On first - or for that matter, even second - hearing, Old Man Luedecke wouldn't appear a candidate for popular appeal, given the fact that he's a banjo plucking troubadour generally devoid of any sort of modern musical accoutrement. Here's a musician who prides himself on his uncompromising attitude, while still managing to carve out a career in an increasingly competitive folk/country arena. It's a credit then to his homegrown appeal that the five albums he's recorded to date have not only won him a faithful following, but also garnered him a Juno award, the highest accolade accorded by Canada's music industry.

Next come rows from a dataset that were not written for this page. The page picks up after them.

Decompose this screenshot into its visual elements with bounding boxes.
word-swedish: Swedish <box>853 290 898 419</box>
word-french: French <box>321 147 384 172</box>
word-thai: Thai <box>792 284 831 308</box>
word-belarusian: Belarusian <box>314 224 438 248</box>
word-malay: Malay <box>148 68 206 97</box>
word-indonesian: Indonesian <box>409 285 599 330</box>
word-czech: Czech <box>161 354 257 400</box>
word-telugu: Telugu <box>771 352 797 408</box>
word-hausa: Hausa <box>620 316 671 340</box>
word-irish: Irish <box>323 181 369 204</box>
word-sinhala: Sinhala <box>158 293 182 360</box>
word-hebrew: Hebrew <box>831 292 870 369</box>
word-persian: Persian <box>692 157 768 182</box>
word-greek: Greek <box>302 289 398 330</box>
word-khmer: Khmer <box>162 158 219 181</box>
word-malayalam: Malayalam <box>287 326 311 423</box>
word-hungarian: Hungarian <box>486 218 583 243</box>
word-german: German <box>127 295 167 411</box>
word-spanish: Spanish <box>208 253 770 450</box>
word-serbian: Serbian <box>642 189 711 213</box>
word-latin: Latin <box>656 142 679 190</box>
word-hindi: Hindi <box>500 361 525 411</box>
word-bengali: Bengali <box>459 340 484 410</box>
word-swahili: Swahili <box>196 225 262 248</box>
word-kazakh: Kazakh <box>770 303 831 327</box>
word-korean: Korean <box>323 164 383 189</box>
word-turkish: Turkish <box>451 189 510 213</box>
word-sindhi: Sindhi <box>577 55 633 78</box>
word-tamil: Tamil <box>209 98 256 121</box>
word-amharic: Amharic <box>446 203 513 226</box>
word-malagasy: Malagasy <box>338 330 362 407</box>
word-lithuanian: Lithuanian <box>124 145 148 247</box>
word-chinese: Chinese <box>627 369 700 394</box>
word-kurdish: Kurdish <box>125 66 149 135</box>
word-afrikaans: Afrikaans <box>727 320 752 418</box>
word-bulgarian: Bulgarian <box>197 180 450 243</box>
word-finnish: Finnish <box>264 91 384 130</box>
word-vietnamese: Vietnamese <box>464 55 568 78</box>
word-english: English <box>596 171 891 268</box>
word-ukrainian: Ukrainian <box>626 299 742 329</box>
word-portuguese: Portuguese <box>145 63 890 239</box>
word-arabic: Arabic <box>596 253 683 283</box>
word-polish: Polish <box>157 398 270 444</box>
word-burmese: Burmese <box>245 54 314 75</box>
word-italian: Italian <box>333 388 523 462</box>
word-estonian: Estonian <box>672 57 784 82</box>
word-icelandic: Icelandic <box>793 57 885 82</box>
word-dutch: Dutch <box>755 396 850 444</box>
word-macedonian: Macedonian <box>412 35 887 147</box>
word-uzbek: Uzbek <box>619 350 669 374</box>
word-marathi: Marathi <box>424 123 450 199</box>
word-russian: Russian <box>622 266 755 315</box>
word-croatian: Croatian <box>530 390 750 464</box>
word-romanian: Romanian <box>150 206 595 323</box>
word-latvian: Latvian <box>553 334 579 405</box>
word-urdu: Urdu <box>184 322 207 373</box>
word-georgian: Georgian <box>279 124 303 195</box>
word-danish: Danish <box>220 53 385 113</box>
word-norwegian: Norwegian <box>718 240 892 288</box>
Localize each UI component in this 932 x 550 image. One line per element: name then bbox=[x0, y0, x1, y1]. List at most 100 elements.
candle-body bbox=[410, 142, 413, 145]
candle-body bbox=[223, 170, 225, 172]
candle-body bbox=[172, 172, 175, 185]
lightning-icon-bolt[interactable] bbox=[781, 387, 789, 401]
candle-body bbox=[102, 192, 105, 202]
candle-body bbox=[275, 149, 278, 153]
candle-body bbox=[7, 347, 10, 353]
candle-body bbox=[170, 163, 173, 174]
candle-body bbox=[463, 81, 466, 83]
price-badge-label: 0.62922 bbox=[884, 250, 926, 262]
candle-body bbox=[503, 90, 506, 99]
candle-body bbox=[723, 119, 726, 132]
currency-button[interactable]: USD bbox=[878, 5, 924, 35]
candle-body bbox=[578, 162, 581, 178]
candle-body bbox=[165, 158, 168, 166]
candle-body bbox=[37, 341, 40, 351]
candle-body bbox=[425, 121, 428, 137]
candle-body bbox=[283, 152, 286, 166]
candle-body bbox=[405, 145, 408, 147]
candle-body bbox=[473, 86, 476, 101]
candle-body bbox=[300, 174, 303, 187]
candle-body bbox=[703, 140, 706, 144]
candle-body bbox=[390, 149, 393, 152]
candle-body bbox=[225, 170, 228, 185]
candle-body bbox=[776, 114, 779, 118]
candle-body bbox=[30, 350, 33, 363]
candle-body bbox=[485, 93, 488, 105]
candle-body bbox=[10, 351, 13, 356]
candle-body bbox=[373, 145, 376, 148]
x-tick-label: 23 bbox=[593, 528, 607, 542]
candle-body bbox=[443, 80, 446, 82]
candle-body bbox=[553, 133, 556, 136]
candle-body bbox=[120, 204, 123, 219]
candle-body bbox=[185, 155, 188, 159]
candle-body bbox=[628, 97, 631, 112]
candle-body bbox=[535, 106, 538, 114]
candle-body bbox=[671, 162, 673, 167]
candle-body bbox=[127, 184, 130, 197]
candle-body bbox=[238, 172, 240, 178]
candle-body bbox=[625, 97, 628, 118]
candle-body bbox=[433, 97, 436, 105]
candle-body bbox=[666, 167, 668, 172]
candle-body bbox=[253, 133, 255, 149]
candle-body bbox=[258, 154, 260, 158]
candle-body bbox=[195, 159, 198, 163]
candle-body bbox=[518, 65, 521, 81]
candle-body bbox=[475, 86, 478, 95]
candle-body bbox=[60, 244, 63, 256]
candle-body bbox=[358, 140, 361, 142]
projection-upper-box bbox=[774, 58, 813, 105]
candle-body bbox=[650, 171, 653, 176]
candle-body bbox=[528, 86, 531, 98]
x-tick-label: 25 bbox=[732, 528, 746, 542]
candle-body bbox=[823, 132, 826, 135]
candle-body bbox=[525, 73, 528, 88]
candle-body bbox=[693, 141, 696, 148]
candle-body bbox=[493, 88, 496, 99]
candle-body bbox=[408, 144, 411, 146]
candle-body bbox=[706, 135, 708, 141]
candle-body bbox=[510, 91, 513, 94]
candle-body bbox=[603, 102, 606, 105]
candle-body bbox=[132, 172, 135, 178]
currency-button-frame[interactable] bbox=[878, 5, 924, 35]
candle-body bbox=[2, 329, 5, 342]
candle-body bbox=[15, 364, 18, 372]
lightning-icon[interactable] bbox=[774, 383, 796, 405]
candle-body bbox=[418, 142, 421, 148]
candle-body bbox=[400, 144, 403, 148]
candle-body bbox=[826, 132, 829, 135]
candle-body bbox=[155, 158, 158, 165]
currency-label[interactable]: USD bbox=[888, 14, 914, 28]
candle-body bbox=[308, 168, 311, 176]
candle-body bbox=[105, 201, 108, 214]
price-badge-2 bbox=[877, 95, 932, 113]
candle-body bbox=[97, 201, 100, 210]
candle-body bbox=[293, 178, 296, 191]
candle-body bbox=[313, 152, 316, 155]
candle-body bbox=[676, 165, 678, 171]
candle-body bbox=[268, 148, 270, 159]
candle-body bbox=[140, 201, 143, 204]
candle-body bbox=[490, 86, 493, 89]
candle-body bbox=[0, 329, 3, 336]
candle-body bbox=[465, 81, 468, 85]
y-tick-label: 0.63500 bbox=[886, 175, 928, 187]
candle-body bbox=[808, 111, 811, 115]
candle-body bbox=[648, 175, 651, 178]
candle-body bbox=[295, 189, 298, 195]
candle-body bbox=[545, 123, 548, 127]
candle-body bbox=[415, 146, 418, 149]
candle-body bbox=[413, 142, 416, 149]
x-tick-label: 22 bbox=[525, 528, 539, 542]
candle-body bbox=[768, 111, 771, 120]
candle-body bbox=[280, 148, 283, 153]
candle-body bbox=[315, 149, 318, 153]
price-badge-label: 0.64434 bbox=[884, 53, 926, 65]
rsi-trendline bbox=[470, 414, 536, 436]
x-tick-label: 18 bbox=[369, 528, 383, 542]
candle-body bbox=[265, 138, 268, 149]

It's hardly surprising then that having a sympathetic soul like Tim O'Brien behind the boards would all but assure Tender is the Night more of that modest trajectory. Being the traditionalist that he is, O'Brien takes care to surround his client with a series of unadorned and unassuming set-ups, gracing songs that run the gamut from high lonesome banjo and fiddle duets such as Can't Count Tears in the Oceanand Little Stream of Whiskey to more chipper and cheery offerings like A&W Song and Broken Heart Buddy. Likewise, the old time technique finds itself perfectly suited to the cowboy sing-along Song for Ian Tyson and the ragtime strum of This May Hurt Just a Bit.
Not surprisingly then, Luedecke appears absolutely giddy in this environment, content to ply his stock and trade. I'm fine, I am I am, he proclaims on the song of the same name, and given yet another unhurried and unburdened excursion, there's no reason to doubt this assertion. This Old Man is a master when it comes to administering his carefree caress.